Amelia Earhart 'may have survived for months as a castaway', researchers say

Legendary American pilot Amelia Earhart may have died after living as a castaway and not in a plane crash as was previously thought, researchers have discovered.

Researchers from the International Group for Historic Aircraft Recovery (TIGHAR) revealed parts of a skeleton which washed up on the island of Nikumaroro in the Pacific Ocean may have belonged to Mrs Earhart.

Mrs Earhart was an aviation pioneer who became the first female pilot to fly solo across the Atlantic Ocean, in 1932. In July 1937 her plane went down off the coast of Howland Island, near Nikumaroro, during a circumnavigational trip around the world. 

Efforts to find Mrs Earhart’s remains were unsuccessful at the time. The unidentified bones were first discovered in 1940, and experts from TIGHAR said they believed Mrs Earhart lived out her final days as a castaway stranded in the middle of the Pacific.

TIGHAR has been trying to prove the bones uncovered belong to the American pilot since 1998, and says they “appear consistent with a female of Earhart's height and ethnic origin”. 

The bones had been previously confirmed to have belonged to a castaway, and not the victim of a plane crash. A comprehensive study of the Nikumaroro area showed bonfires had been lit and fish bones left around by someone living on the atoll.

“There is an entire final chapter of Earhart's life that people don't know about. She spent days -- maybe months - heroically struggling to survive as a castaway," Ric Gillespie, who led the study, told CNN.

"There are historical documents that prove official airlines received radio calls for help in 1937. If we look at the press of the time - people believed she was still alive. 

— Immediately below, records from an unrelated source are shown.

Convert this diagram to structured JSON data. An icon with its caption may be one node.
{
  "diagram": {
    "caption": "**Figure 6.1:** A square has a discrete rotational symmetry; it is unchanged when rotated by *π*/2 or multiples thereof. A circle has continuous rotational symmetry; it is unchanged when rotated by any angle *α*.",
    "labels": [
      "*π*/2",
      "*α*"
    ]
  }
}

“It was only when planes were sent to fly over the islands where the distress signals were coming from and no plane was seen that the searches shifted towards the ocean. But she lived and died in that island for a while,"

The human remains from 1940 were initially dismissed by British authorities who were convinced the bones belonged to a male, and ended the investigation.

"We believe she survived heroically, and alone, for a period of time, in terrible circumstances. History needs to tell her story right,” Mr Gillespie added.